Prof. M. Levent KURNAZ
Boğaziçi Üniv. İklim Değişikliği ve Politikaları Uyg. ve Araş. Merk.
mlkurnaz@gmail.com

Sevinmeye başladığım, son zamanlarda hidrojen konusunda konuşmaya başlayan kişilerin hidrojenin bir enerji kaynağı değil, enerjiyi saklamak için bir yöntem olduğunu algılamış olmaları. Yani dünyada bir yerlerde hidrojen
var ve biz bu hidrojeni çıkartıp yakıyor değiliz. Elimizdeki enerji kaynakları ile hidrojen üretip sonra da bu hidrojeni yakıt olarak kullanmayı düşünüyoruz. Çoğumuz lisede suyun içine bir anot ve bir katot daldırıp bir taraftan hidrojen, diğer taraftan da oksijen gazı çıktığını gördüğümüz için hidrojen üretmenin esas yolunun bu olduğunu düşünürüz. Evde deney yapmak isterseniz elbette en kolay yolu budur ancak endüstriyel miktarlarda hidrojen üretmemiz gerektiğinde bunu kömür ya da doğalgazın kimyasal reaksiyonları yoluyla yaparız. Bunun sonunda da hidrojenin yanı sıra bol miktarda karbondioksit gazı da çıkar. Bu şekilde üretilen hidrojene mavi hidrojen adını veriyoruz. Böyle bir yöntemle üretilen hidrojeni araçlarda yakıt olarak kullanmakla o araçlarda benzin kullanmak arasında ciddi bir fark yoktur. Elbette doğalgazdan hidrojen üretip bu hidrojenle çalışan bir araç tasarladığımızda saldığımız karbondioksit başına aldığımız verim epey daha yüksektir. Yalnız unutmayın, gelişmiş ülkeler art arda sıfır karbon salacakları yılı duyurmaya başladılar. Bundan dolayı, daha verimli çalışıp az karbondioksit salan değil, karbondioksit salmayan sistemlere ihtiyacımız bulunuyor.

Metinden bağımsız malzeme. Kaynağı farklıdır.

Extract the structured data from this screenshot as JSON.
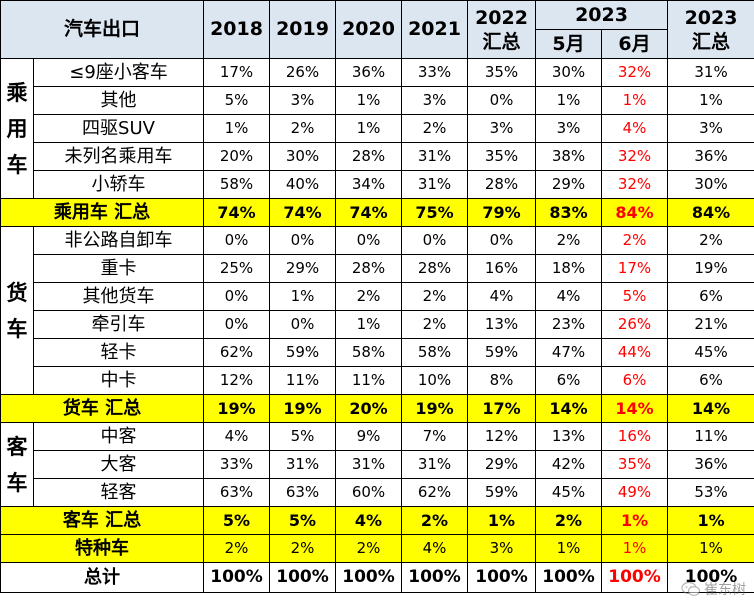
{
  "header": {
    "title": "汽车出口",
    "years": [
      "2018",
      "2019",
      "2020",
      "2021"
    ],
    "y2022_top": "2022",
    "y2022_bottom": "汇总",
    "y2023": "2023",
    "may": "5月",
    "jun": "6月",
    "y2023sum_top": "2023",
    "y2023sum_bottom": "汇总"
  },
  "groups": {
    "passenger": "乘用车",
    "truck": "货车",
    "bus": "客车"
  },
  "rows": {
    "p1": {
      "label": "≤9座小客车",
      "v": [
        "17%",
        "26%",
        "36%",
        "33%",
        "35%",
        "30%",
        "32%",
        "31%"
      ]
    },
    "p2": {
      "label": "其他",
      "v": [
        "5%",
        "3%",
        "1%",
        "3%",
        "0%",
        "1%",
        "1%",
        "1%"
      ]
    },
    "p3": {
      "label": "四驱SUV",
      "v": [
        "1%",
        "2%",
        "1%",
        "2%",
        "3%",
        "3%",
        "4%",
        "3%"
      ]
    },
    "p4": {
      "label": "未列名乘用车",
      "v": [
        "20%",
        "30%",
        "28%",
        "31%",
        "35%",
        "38%",
        "32%",
        "36%"
      ]
    },
    "p5": {
      "label": "小轿车",
      "v": [
        "58%",
        "40%",
        "34%",
        "31%",
        "28%",
        "29%",
        "32%",
        "30%"
      ]
    },
    "pt": {
      "label": "乘用车 汇总",
      "v": [
        "74%",
        "74%",
        "74%",
        "75%",
        "79%",
        "83%",
        "84%",
        "84%"
      ]
    },
    "t1": {
      "label": "非公路自卸车",
      "v": [
        "0%",
        "0%",
        "0%",
        "0%",
        "0%",
        "2%",
        "2%",
        "2%"
      ]
    },
    "t2": {
      "label": "重卡",
      "v": [
        "25%",
        "29%",
        "28%",
        "28%",
        "16%",
        "18%",
        "17%",
        "19%"
      ]
    },
    "t3": {
      "label": "其他货车",
      "v": [
        "0%",
        "1%",
        "2%",
        "2%",
        "4%",
        "4%",
        "5%",
        "6%"
      ]
    },
    "t4": {
      "label": "牵引车",
      "v": [
        "0%",
        "0%",
        "1%",
        "2%",
        "13%",
        "23%",
        "26%",
        "21%"
      ]
    },
    "t5": {
      "label": "轻卡",
      "v": [
        "62%",
        "59%",
        "58%",
        "58%",
        "59%",
        "47%",
        "44%",
        "45%"
      ]
    },
    "t6": {
      "label": "中卡",
      "v": [
        "12%",
        "11%",
        "11%",
        "10%",
        "8%",
        "6%",
        "6%",
        "6%"
      ]
    },
    "tt": {
      "label": "货车 汇总",
      "v": [
        "19%",
        "19%",
        "20%",
        "19%",
        "17%",
        "14%",
        "14%",
        "14%"
      ]
    },
    "b1": {
      "label": "中客",
      "v": [
        "4%",
        "5%",
        "9%",
        "7%",
        "12%",
        "13%",
        "16%",
        "11%"
      ]
    },
    "b2": {
      "label": "大客",
      "v": [
        "33%",
        "31%",
        "31%",
        "31%",
        "29%",
        "42%",
        "35%",
        "36%"
      ]
    },
    "b3": {
      "label": "轻客",
      "v": [
        "63%",
        "63%",
        "60%",
        "62%",
        "59%",
        "45%",
        "49%",
        "53%"
      ]
    },
    "bt": {
      "label": "客车 汇总",
      "v": [
        "5%",
        "5%",
        "4%",
        "2%",
        "1%",
        "2%",
        "1%",
        "1%"
      ]
    },
    "sp": {
      "label": "特种车",
      "v": [
        "2%",
        "2%",
        "2%",
        "4%",
        "3%",
        "1%",
        "1%",
        "1%"
      ]
    },
    "gt": {
      "label": "总计",
      "v": [
        "100%",
        "100%",
        "100%",
        "100%",
        "100%",
        "100%",
        "100%",
        "100%"
      ]
    }
  },
  "colors": {
    "header_bg": "#dce6f1",
    "highlight_bg": "#ffff00",
    "emphasis_text": "#ff0000"
  },
  "watermark": {
    "text": "崔东树",
    "icon": "wechat-logo-icon"
  }
}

Mavi Hidrojen Çözüm Olamaz

Tesislerde doğalgazdan hidrojen üretip bunu araçlarda yakıt olarak kullanmanın teorik bir üstünlüğü bulunuyor. Araçların egzozlarından çıkan karbondioksiti yakalayıp depolayabilmek mümkün değildir. Ama dev tesislerde hidrojen üretecek olursak, bu tesislerin saldığı karbondioksiti yakalayıp depolamak en azından teorik olarak mümkündür. Karbon yakalama ve saklama (CCS) teknolojilerinin gerçek olabileceğine inananlar da bu yöntemi gerçekçi bularak mavi hidrojeni yatırım yapılacak bir alan olarak ön saflara sürüyorlar. Araçlarda kullandığımız yakıtlardan atmosfere senede yaklaşık 8 milyar ton karbondioksit salıyoruz. CCS teknolojileri son 20 senede bu alana akıtılan tüm kaynaklara ve yapılan tüm çalışmalara rağmen bu salınan karbondioksitin ancak binde birini yakalayıp saklayacak kapasitede. Bizim ise salınan karbondioksiti tamamen kesmemiz için 10 senemiz kaldı. Yani “yakın gelecekte CCS kullanılabilir hale geldiğinde mavi hidrojen de ana yakıt olacaktır” varsayımının gerçek olup olmadığını görmek için bir 10 ya da 20 sene daha bekleyemeyiz. Harekete geçmek için gereken zamanı çoktan geçtik. 2000 yılında karbondioksiti saklamak için güvenilir bir yöntem bulup bunu 2020 yılına değin endüstriyel büyüklüğe taşıyacak altyapıyı kurmuş olsaydık belki bugün başka şeylerden bahsediyor olurduk ancak bugün için CCS teknolojisi yok ve yakın gelecekte de olmayacak. O nedenle de artık gerçeklerle yüzleşmenin vakti geldi ve hatta geçiyor.

Peki Yeşil Hidrojen?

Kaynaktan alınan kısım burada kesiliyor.